ECLI:NL:HR:2010:BM6080

Hoge Raad

Datum uitspraak
3 september 2010
Publicatiedatum
5 april 2013
Zaaknummer
09/03688
Instantie
Hoge Raad
Type
Uitspraak
Rechtsgebied
Civiel recht
Procedures
  • Cassatie
Vindplaatsen
  • Rechtspraak.nl
AI samenvatting door LexboostAutomatisch gegenereerd

Huwelijksgoederenrecht en verdeling van echtelijke woning in cassatie

In deze zaak gaat het om een geschil over de verdeling van een echtelijke woning die valt onder de huwelijksgoederengemeenschap. De vrouw, verzoekster tot cassatie, heeft beroep ingesteld tegen een beschikking van het gerechtshof te 's-Hertogenbosch. De beschikking van het hof, gedateerd 16 juni 2009, volgde op een eerdere beschikking van de rechtbank Breda van 18 maart 2008. De man, verweerder in cassatie, heeft verzocht het beroep van de vrouw te verwerpen. De advocaat-generaal L. Strikwerda heeft geconcludeerd tot verwerping van het beroep, waarop de advocaat van de man heeft gereageerd met een brief van 25 juni 2010.

De Hoge Raad heeft het geding in feitelijke instanties en het geding in cassatie beoordeeld. De klachten die in het cassatiemiddel zijn aangevoerd, kunnen niet leiden tot cassatie. De Hoge Raad oordeelt dat de klachten geen nadere motivering behoeven, aangezien zij niet nopen tot beantwoording van rechtsvragen die van belang zijn voor de rechtseenheid of de rechtsontwikkeling.

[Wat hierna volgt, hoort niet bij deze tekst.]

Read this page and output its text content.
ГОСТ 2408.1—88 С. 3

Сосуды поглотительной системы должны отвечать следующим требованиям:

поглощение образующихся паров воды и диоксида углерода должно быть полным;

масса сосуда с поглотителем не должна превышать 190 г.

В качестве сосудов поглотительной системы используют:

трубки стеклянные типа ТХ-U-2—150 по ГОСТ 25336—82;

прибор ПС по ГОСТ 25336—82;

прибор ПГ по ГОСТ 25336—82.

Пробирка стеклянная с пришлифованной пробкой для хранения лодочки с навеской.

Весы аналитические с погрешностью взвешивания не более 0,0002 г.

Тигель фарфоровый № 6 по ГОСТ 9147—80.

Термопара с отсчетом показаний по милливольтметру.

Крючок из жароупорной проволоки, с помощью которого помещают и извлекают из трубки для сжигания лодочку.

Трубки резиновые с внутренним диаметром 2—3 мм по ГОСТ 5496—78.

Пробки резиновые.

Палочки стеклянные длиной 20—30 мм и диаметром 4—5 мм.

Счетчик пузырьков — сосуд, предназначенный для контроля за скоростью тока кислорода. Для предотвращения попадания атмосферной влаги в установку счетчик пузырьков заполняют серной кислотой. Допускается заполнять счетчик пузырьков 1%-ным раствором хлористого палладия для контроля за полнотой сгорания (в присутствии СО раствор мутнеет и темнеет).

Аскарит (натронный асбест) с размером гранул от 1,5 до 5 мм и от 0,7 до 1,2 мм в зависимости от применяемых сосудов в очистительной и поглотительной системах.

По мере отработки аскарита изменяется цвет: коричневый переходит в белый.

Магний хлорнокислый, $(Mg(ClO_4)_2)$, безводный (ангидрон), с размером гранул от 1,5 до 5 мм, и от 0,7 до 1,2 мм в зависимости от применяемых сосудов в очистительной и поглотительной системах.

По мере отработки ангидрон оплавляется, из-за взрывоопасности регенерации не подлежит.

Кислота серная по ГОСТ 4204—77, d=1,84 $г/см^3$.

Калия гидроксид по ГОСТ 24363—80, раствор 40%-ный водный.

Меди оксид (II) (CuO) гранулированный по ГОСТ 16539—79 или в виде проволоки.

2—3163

Op 3 september 2010 heeft de Hoge Raad de beschikking gegeven, waarbij het beroep van de vrouw werd verworpen. De uitspraak is openbaar gedaan door de raadsheren, met A.M.J. van Buchem-Spapens als voorzitter, J.C. van Oven en C.A. Streefkerk, en is in het openbaar uitgesproken door raadsheer E.J. Numann.

Uitspraak

3 september 2010
Eerste Kamer
09/03688
DV/TT
Hoge Raad der Nederlanden
Beschikking
in de zaak van:
[De vrouw],
wonende te [woonplaats],
VERZOEKSTER tot cassatie,
advocaat: mr. H.J.W. Alt,
t e g e n
[De man],
wonende te [woonplaats],
VERWEERDER in cassatie,
advocaat: mr. R.F. Thunnissen.
Partijen zullen hierna ook worden aangeduid als de vrouw en de man.
1. Het geding in feitelijke instanties
Voor het verloop van het geding in feitelijke instanties verwijst de Hoge Raad naar de navolgende stukken:
a. de beschikking in de zaak 166603 FA RK 06-4726 van de rechtbank Breda van 18 maart 2008;
b. de beschikking in de zaak HV 200.009.243 van het gerechtshof te 's-Hertogenbosch van 16 juni 2009.
De beschikking van het hof is aan deze beschikking gehecht.
2. Het geding in cassatie
Tegen de beschikking van het hof heeft de vrouw beroep in cassatie ingesteld. Het cassatierekest is aan deze beschikking gehecht en maakt daarvan deel uit.
De man heeft verzocht het beroep te verwerpen.
De vrouw heeft een aanvullend verzoekschrift ingediend en de man een aanvullend verweerschrift.
De conclusie van de Advocaat-Generaal L. Strikwerda strekt tot verwerping van het beroep.
De advocaat van de man heeft bij brief van 25 juni 2010 op die conclusie gereageerd.
3. Beoordeling van het middel
De in het middel aangevoerde klachten kunnen niet tot cassatie leiden. Zulks behoeft, gezien art. 81 RO, geen nadere motivering nu de klachten niet nopen tot beantwoording van rechtsvragen in het belang van de rechtseenheid of de rechtsontwikkeling.
4. Beslissing
De Hoge Raad verwerpt het beroep.
Deze beschikking is gegeven door de raadsheren A.M.J. van Buchem-Spapens, als voorzitter, J.C. van Oven en C.A. Streefkerk, en in het openbaar uitgesproken door de raadsheer E.J. Numann op 3 september 2010.